Nice middle-class girls in the west end would prefer to go to a Hughenden disco - the rugby ground of Hillhead FPs - with the possibility of meeting a doctor or lawyer rather than risk a night in Joanna's or other city centre club where you might, heaven forfend, accidentally meet someone from Easterhouse or even the south side.

The rugby clubs, apart from providing a sporting outlet for overweight lawyers and accountants, also ran legendary tours.

I once went on one to Italy with Whitecraigs, and of course what happens on tour stays on tour, but I did smile when I saw a former Whitecraigs chap at the Warriors game on Friday chatting with an influential bank executive.

In Rome he fell foul of the rugby tour's court - they hold courts to penalise people who step just a little out of line - and then had to wear a Pavarotti fat suit while singing O Sole Mio on the Spanish Steps.

Hordes of excited Japanese tourists took his picture, possibly thinking that Pavarotti had gone to seed a bit.

One former Scotland international player told the gag of coming home from a lengthy tour, and, half asleep in bed with his wife on his first night back, hearing a noise downstairs, sleepily blurted out: "That's not your husband is it?"

His feelings of guilt were assuaged by his wife sleepily replying: "No, he's away on tour."
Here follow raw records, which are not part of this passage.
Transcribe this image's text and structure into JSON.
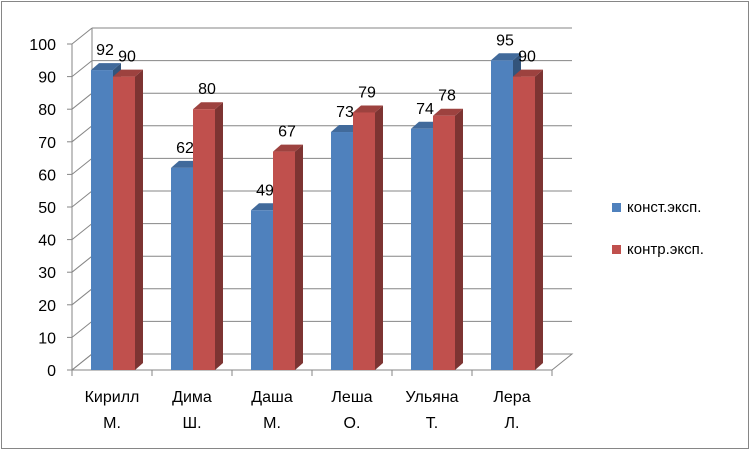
{
  "chart_data": {
    "type": "bar",
    "categories": [
      "Кирилл М.",
      "Дима Ш.",
      "Даша М.",
      "Леша О.",
      "Ульяна Т.",
      "Лера Л."
    ],
    "series": [
      {
        "name": "конст.эксп.",
        "values": [
          92,
          62,
          49,
          73,
          74,
          95
        ],
        "color": "#4F81BD"
      },
      {
        "name": "контр.эксп.",
        "values": [
          90,
          80,
          67,
          79,
          78,
          90
        ],
        "color": "#C0504D"
      }
    ],
    "title": "",
    "xlabel": "",
    "ylabel": "",
    "ylim": [
      0,
      100
    ],
    "yticks": [
      0,
      10,
      20,
      30,
      40,
      50,
      60,
      70,
      80,
      90,
      100
    ],
    "grid": true,
    "legend_position": "right",
    "style": "3d-clustered-column"
  }
}
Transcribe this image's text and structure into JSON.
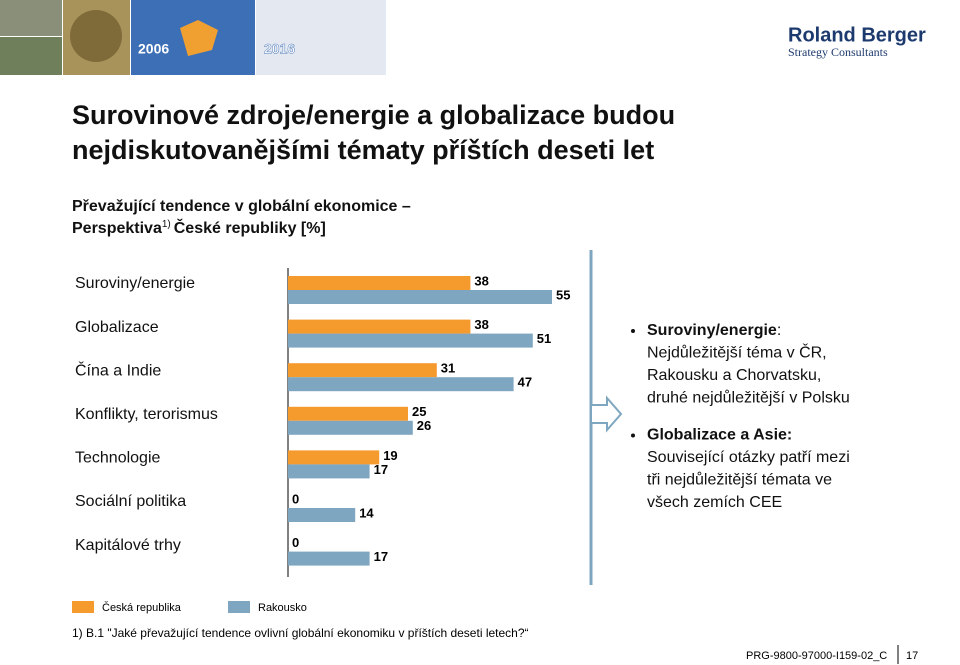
{
  "header": {
    "years": [
      "2006",
      "2016"
    ],
    "logo": "Roland Berger",
    "logo_sub": "Strategy Consultants"
  },
  "title": [
    "Surovinové zdroje/energie a globalizace budou",
    "nejdiskutovanějšími tématy příštích deseti let"
  ],
  "subtitle": {
    "line1": "Převažující tendence v globální ekonomice –",
    "line2_start": "Perspektiva",
    "note": "1)",
    "line2_end": "České republiky [%]"
  },
  "chart_data": {
    "type": "bar",
    "orientation": "horizontal",
    "categories": [
      "Suroviny/energie",
      "Globalizace",
      "Čína a Indie",
      "Konflikty, terorismus",
      "Technologie",
      "Sociální politika",
      "Kapitálové trhy"
    ],
    "series": [
      {
        "name": "Česká republika",
        "color": "#f59a2c",
        "values": [
          38,
          38,
          31,
          25,
          19,
          0,
          0
        ]
      },
      {
        "name": "Rakousko",
        "color": "#7ea6c0",
        "values": [
          55,
          51,
          47,
          26,
          17,
          14,
          17
        ]
      }
    ]
  },
  "bullets": [
    {
      "bold": "Suroviny/energie",
      "colon": ":",
      "lines": [
        "Nejdůležitější téma v ČR,",
        "Rakousku a Chorvatsku,",
        "druhé nejdůležitější v Polsku"
      ]
    },
    {
      "bold": "Globalizace a Asie:",
      "lines": [
        "Související otázky patří mezi",
        "tři nejdůležitější témata ve",
        "všech zemích CEE"
      ]
    }
  ],
  "footnote": "1) B.1 \"Jaké převažující tendence ovlivní globální ekonomiku v příštích deseti letech?“",
  "footer": {
    "code": "PRG-9800-97000-I159-02_C",
    "page": "17"
  }
}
The rugby story I like was recounted by actor John Cairney who appeared with Celtic players on the BBC sports quiz Quizball. When the question was asked, "Who or what is a garryowen?" Willie Wallace buzzed in, and instead of explaining it was a high kick from the hands in rugby, blurted out: "The racing correspondent of the Daily Record?"

Back at Scotstoun Stadium on Friday, the Warriors won, thanks to American-born Tommy Seymour's spirited try. And I could toast their success with a pint, albeit in a plastic cup. It will never take over from football as Glasgow's dominant sport, but it does have its attractions.